A Brief Love Letter to Poetry, and how the American Public School System Failed Me.

Jonah Jacobs, Reporter

In essence, poetry can be understood as the expression and communication of meaning through the manipulation of language, but what does that mean, and what does it mean to me? I think the key to understanding what poetry is, is to understand what it isn’t.

An author of prose can be likened to a photographer, he can use any camera he wants, he can use any combination of lenses or methods of digital processing in her repertoire, but ultimately he captures the reality of the thing. This thing may be fantastical or mundane, the photographer more or less skilled, but he cannot change the subject without changing the subject. A poet is more similar to a painter, no matter how real or naturalistic the painting is, every brush stroke matters to the message the painter is trying to convey through their canvas. A poet does not merely use the language and its ordinary rules as a medium to tell a story or convey a message, a poet endeavors to use every aspect of their chosen language to convey their subject.

While aspects of poetic language are commonly used in prose – evidenced by the extended simile in my comparison – another common hallmark of poetry is the use of a variety of methods to manipulate how the poem is read. More common examples of these methods lie in the use of rhyme scheme and meter, both of which serve to modify the reader’s inner voice. One who peers more deeply into how poets accomplish this may discover elements of music theory, with decrescendo and rhythm being quintessential to poetic meter.

And yet, I feel that the various curricula of the United States Public School System and their designers have done a particular disservice to the art of poetry. Particularly, and purely anecdotally, to the way that students are taught to consume it. Talking to my fellow students about the subject, I notice a trend of people being unable to even discern a difference between prose and poetry, and questioning if it matters. I think the general problem of the way poetry is taught in schools is that it is taught in the same way as prose, and often worse. Poetry is not taught as an art, but as a jigsaw puzzle, a series of pieces in a specified order to be put together according to the guidelines set forth by the instructor.

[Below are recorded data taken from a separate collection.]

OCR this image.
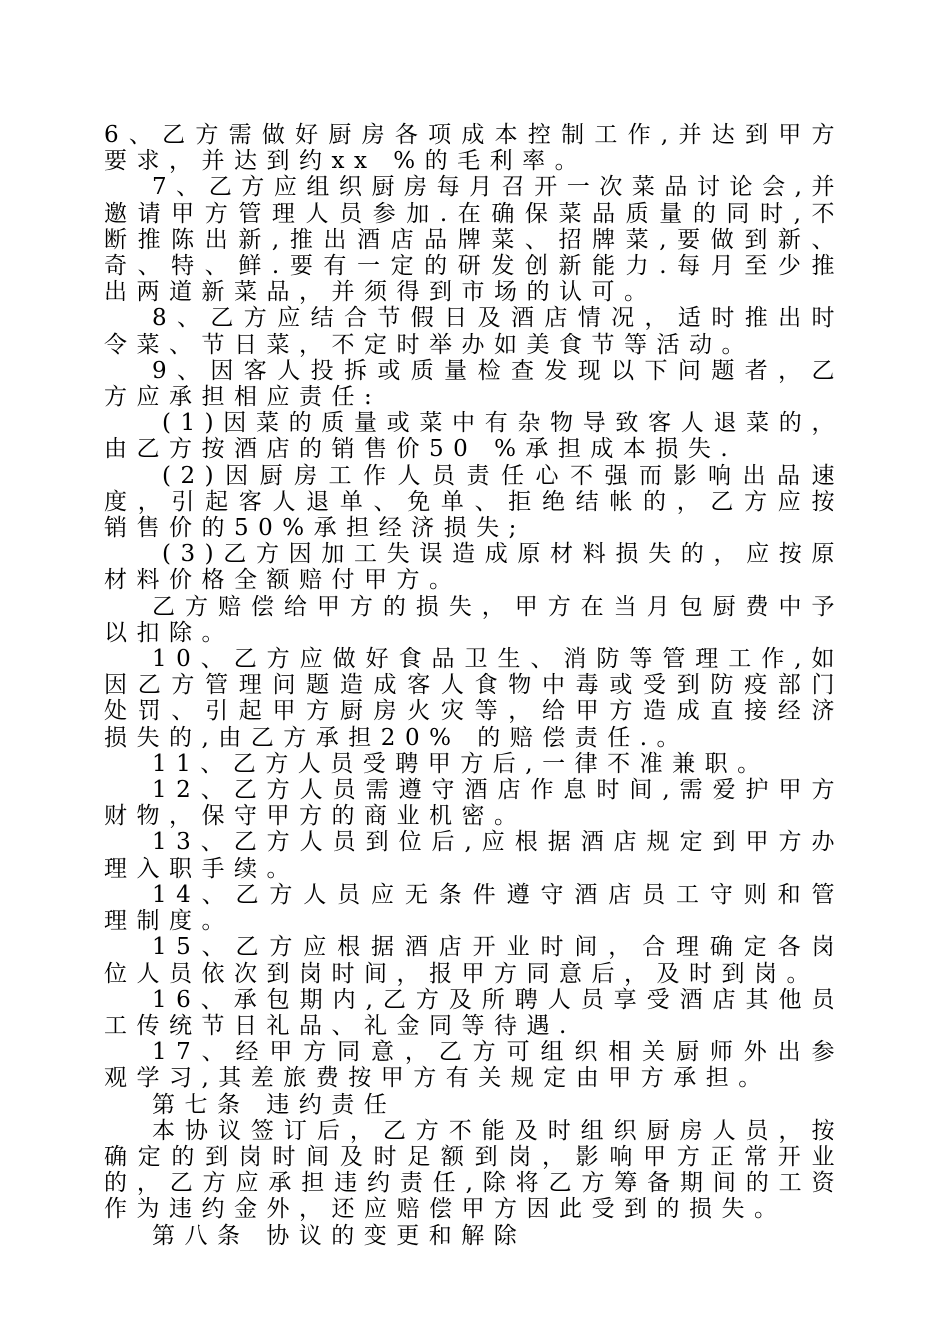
6、乙方需做好厨房各项成本控制工作,并达到甲方要求，并达到约xx %的毛利率。

7、乙方应组织厨房每月召开一次菜品讨论会,并邀请甲方管理人员参加.在确保菜品质量的同时,不断推陈出新,推出酒店品牌菜、招牌菜,要做到新、奇、特、鲜.要有一定的研发创新能力.每月至少推出两道新菜品，并须得到市场的认可。

8、乙方应结合节假日及酒店情况，适时推出时令菜、节日菜，不定时举办如美食节等活动。

9、因客人投拆或质量检查发现以下问题者，乙方应承担相应责任:

(1)因菜的质量或菜中有杂物导致客人退菜的，由乙方按酒店的销售价50 %承担成本损失.

(2)因厨房工作人员责任心不强而影响出品速度，引起客人退单、免单、拒绝结帐的，乙方应按销售价的50%承担经济损失;

(3)乙方因加工失误造成原材料损失的，应按原材料价格全额赔付甲方。

乙方赔偿给甲方的损失，甲方在当月包厨费中予以扣除。

10、乙方应做好食品卫生、消防等管理工作,如因乙方管理问题造成客人食物中毒或受到防疫部门处罚、引起甲方厨房火灾等，给甲方造成直接经济损失的,由乙方承担20% 的赔偿责任.。

11、乙方人员受聘甲方后,一律不准兼职。

12、乙方人员需遵守酒店作息时间,需爱护甲方财物，保守甲方的商业机密。

13、乙方人员到位后,应根据酒店规定到甲方办理入职手续。

14、乙方人员应无条件遵守酒店员工守则和管理制度。

15、乙方应根据酒店开业时间，合理确定各岗位人员依次到岗时间，报甲方同意后，及时到岗。

16、承包期内,乙方及所聘人员享受酒店其他员工传统节日礼品、礼金同等待遇.

17、经甲方同意，乙方可组织相关厨师外出参观学习,其差旅费按甲方有关规定由甲方承担。

第七条 违约责任

本协议签订后，乙方不能及时组织厨房人员，按确定的到岗时间及时足额到岗，影响甲方正常开业的，乙方应承担违约责任,除将乙方筹备期间的工资作为违约金外，还应赔偿甲方因此受到的损失。

第八条 协议的变更和解除
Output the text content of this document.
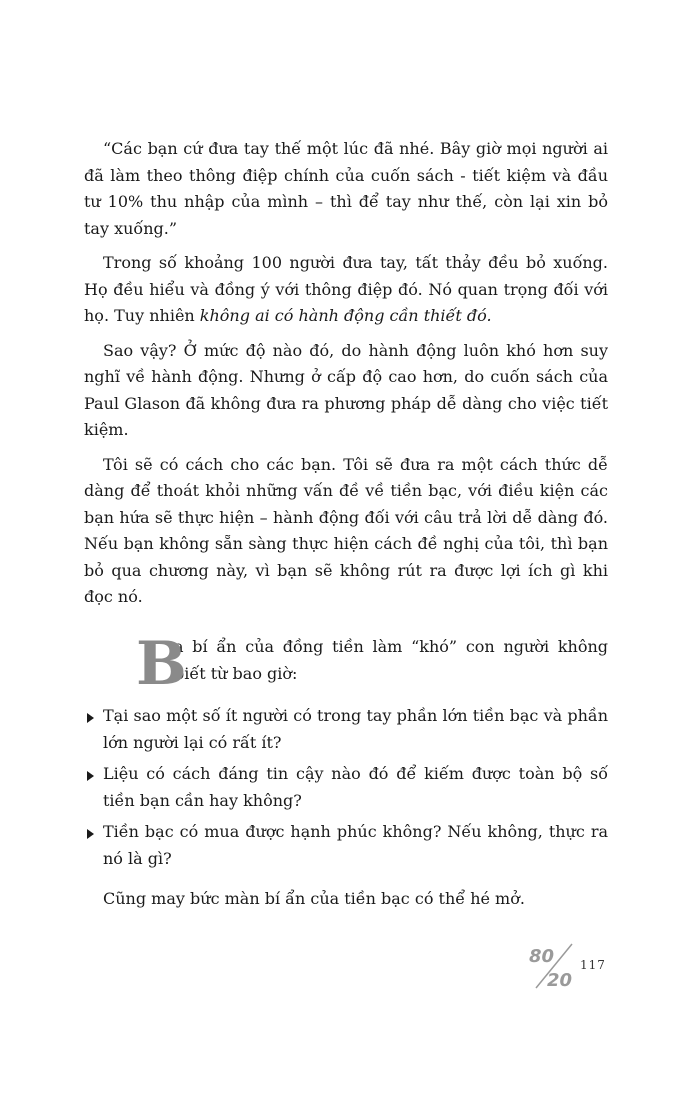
“Các bạn cứ đưa tay thế một lúc đã nhé. Bây giờ mọi người ai đã làm theo thông điệp chính của cuốn sách - tiết kiệm và đầu tư 10% thu nhập của mình – thì để tay như thế, còn lại xin bỏ tay xuống.”

Trong số khoảng 100 người đưa tay, tất thảy đều bỏ xuống. Họ đều hiểu và đồng ý với thông điệp đó. Nó quan trọng đối với họ. Tuy nhiên không ai có hành động cần thiết đó.

Sao vậy? Ở mức độ nào đó, do hành động luôn khó hơn suy nghĩ về hành động. Nhưng ở cấp độ cao hơn, do cuốn sách của Paul Glason đã không đưa ra phương pháp dễ dàng cho việc tiết kiệm.

Tôi sẽ có cách cho các bạn. Tôi sẽ đưa ra một cách thức dễ dàng để thoát khỏi những vấn đề về tiền bạc, với điều kiện các bạn hứa sẽ thực hiện – hành động đối với câu trả lời dễ dàng đó. Nếu bạn không sẵn sàng thực hiện cách đề nghị của tôi, thì bạn bỏ qua chương này, vì bạn sẽ không rút ra được lợi ích gì khi đọc nó.

B

a bí ẩn của đồng tiền làm “khó” con người không biết từ bao giờ:

Tại sao một số ít người có trong tay phần lớn tiền bạc và phần lớn người lại có rất ít?
Liệu có cách đáng tin cậy nào đó để kiếm được toàn bộ số tiền bạn cần hay không?
Tiền bạc có mua được hạnh phúc không? Nếu không, thực ra nó là gì?

Cũng may bức màn bí ẩn của tiền bạc có thể hé mở.

80
20
117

In conclusion, I love poetry, and I dearly wish that others will be able to find their own love for the art of language. If this piece contributes to that in any way, it will have fulfilled its purpose.

Addendum: A shortlist of my favorite poets, if you are struggling to find something to read, please consider the following;
Pablo Neruda,
Stephen Crane,
Emily Dickinson,
Maya Angelou,
Walt Whitman,
and William Shakespeare.
Note that this list only contains primarily English-language poets, as I believe poetry is most effectively enjoyed in its original language. Exceptions are those poets who I believe to have satisfactory English translations. If you speak a language other than English, please seek out poetry in that language and enjoy it in its unaltered form.